1

I want to fit data in the hope of obtaining an estimate for other data points (i.e. a good guess for the last 4 variables as a function of the first).

Example data:

data={{3.38, 1.028877662, 2.009398505, 2.067322478, 4.214191194}, {3.4, 
  1.030082372, 1.995543604, 2.105894366, 4.234656059}, {3.5, 
  1.035994874, 1.992385102, 2.200815333, 4.282937808}, {3.57, 
  1.036731784, 1.986961442, 2.224357922, 4.307824219}, {3.6, 
  1.036978228, 1.985081926, 2.231988058, 4.315914728}, {3.62, 
  1.037229736, 1.983076125, 2.239730469, 4.323988127}, {3.78, 
  1.038461995, 1.969909372, 2.283628754, 4.374960036}, {3.8, 
  1.038741973, 1.96716995, 2.291334094, 4.384253554}}

This data was obtained using a computationally expensive method. I want to obtain good guesses for more data points located in between (interpolation) and slightly outside this region (extrapolation). This guess will then be used in the same computationally expensive method were a better initial guess results in a cheaper computation of the exact answer for these additional points.

Thus, I am seeking for a fit that will hopefully be predictive in the current data range and slightly outside it.

There is no general expectation for the shape of the functions except that the function is expected to be continuous and monotonic (increasing or decreasing) (and probably once differentiable).

(The data is exact so ideally the fit goes exactly through the provided data points. Also I do not care about accuracy for points say further than 0.2 away from current data points. The purpose is not to guess the true underlying function which will no doubt be too complicated and not even well defined for all real values.)


I tried using NetChain which was not producing amazing results (probably due to my ignorance in how to use it). I had expected that as I added layers it would eventually at least overfit and go through the data points but in fact I couldn't produce any fit at all that actually went through the data points. (Of course this approach does not use the monotonicity constraint and something else might be better.)


Here are example fits that I would consider a decent fit (although the first function is not monotonic and would be a slightly better fit if it were):

enter image description here

These were obtained by fitting polynomials of order 7 and adding points at the end to get a better asymptotic behavior. I would be very happy if I could reproduce a similar fit without having to fine tune the polynomial order. (The asymptotic behavior is not actually important I only care about points a distance less than 0.2 away from current data points, so I guess I did that mostly for aesthetic reasons.)


P.S. The data as posted here is obviously only accurate to at most 9 digits but that is just the truncation I used here to keep the post readable. I don't think the error introduced by this rounding will pose any problem to finding a fit but if for some method it does I can provide the high precision data


Also I used the word fit in the title but perhaps interpolation (and slight extrapolation) are more accurate. The resulting function should pass through the data points (or very close to them).


Context:

The first parameter defining a family of non-convex optimization problems. The other parameters are parameters within that non-convex optimization problem over which an objective is optimized. The point in parameter space (i.e. the last 4 variables), give the point that minimizes the last parameter under the constraint that some objective function is positive.

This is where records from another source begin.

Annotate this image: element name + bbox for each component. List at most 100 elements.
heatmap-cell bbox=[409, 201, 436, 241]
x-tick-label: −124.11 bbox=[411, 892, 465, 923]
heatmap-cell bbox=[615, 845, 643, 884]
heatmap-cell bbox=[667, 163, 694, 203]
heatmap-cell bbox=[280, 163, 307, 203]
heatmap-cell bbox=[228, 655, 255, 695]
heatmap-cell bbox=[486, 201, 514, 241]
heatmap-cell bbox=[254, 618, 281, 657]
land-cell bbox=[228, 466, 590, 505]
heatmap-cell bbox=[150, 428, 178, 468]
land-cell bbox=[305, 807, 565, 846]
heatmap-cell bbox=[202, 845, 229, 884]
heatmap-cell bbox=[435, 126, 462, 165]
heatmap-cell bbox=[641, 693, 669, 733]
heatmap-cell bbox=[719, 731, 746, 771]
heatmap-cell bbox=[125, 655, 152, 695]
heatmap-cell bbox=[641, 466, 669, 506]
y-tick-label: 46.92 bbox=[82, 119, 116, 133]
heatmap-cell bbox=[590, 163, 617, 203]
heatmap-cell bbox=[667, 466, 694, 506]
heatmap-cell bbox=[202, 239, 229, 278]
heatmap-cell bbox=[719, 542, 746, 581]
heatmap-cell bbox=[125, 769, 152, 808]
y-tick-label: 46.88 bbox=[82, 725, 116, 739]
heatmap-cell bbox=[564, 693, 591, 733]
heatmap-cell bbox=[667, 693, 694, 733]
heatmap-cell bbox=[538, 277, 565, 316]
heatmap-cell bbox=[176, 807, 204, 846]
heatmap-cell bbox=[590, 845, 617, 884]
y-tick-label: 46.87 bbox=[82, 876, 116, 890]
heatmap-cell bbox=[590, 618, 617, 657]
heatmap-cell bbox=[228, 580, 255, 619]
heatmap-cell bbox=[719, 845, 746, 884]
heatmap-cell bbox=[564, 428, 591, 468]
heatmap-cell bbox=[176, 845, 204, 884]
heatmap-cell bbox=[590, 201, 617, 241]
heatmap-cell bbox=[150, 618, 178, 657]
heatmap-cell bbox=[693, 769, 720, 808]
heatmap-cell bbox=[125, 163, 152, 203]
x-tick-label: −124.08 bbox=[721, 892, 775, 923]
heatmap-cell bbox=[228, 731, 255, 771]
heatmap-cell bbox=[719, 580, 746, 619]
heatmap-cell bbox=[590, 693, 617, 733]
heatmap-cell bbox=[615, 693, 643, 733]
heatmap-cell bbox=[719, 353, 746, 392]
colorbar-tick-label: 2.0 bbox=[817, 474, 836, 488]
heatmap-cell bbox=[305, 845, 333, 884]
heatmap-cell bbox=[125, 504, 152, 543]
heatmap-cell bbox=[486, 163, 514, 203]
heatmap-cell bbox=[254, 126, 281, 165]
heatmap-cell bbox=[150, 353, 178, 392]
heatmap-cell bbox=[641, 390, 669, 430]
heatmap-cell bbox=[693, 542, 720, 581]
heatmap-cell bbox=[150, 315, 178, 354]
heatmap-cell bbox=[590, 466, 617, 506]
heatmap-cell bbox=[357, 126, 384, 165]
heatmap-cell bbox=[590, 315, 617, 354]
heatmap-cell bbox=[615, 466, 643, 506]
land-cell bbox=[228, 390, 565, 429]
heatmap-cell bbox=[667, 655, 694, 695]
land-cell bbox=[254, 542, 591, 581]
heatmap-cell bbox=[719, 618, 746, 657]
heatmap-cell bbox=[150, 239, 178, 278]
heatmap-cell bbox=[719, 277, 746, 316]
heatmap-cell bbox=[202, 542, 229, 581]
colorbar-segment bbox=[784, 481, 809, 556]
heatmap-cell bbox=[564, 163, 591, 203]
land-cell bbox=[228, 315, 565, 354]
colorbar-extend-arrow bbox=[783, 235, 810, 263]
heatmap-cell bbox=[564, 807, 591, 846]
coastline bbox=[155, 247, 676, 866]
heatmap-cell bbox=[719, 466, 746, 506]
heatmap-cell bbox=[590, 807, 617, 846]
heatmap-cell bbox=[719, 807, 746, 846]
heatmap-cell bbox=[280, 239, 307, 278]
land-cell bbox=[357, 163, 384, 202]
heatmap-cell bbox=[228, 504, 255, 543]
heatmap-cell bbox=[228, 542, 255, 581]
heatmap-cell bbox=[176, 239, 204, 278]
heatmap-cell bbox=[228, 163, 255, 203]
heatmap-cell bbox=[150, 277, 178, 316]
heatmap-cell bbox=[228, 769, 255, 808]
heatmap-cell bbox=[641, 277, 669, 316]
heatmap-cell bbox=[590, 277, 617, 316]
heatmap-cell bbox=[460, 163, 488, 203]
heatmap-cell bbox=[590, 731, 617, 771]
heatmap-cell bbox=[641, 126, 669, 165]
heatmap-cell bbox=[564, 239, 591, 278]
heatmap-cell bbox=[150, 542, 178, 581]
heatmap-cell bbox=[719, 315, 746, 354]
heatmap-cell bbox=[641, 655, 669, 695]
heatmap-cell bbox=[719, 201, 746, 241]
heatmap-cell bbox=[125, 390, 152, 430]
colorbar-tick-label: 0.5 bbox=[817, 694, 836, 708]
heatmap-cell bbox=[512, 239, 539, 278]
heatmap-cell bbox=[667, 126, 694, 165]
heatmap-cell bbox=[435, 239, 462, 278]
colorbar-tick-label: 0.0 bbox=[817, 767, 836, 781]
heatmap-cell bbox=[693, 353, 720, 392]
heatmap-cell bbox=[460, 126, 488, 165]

Monotonicity in the last variable (as a function of the first) is mathematically guaranteed. Monotonicity in the other variables is simply observed.

Kvothe
  • 4,419
  • 9
  • 28
  • 1
    I guess I don't understand how you can guess FOUR variables as a function of ONE if you don't have a functional form in mind. Wouldn't you have an infinite number of possibilities? – MarcoB Jul 20 '23 at 19:17
  • I don't see how the four variables as a function of one is important. You can see it as 4 independent fits if you want. Of course I agree that there is an infinite space of possible functions going through these points. I'm hoping to somehow get one that is predictive. This might mathematically be difficult but the human mind is quite good at it. (Just drawing a nice looking curve between these points. I believe that given enough points neural networks are also often quite good at it although perhaps only if there is more data available.) – Kvothe Jul 20 '23 at 19:24
  • Of course effectively I have a functional form in mind in some complicated intuitive sense. It should be reasonably smooth. The derivative should not needlessly change unless there is data indicating it should.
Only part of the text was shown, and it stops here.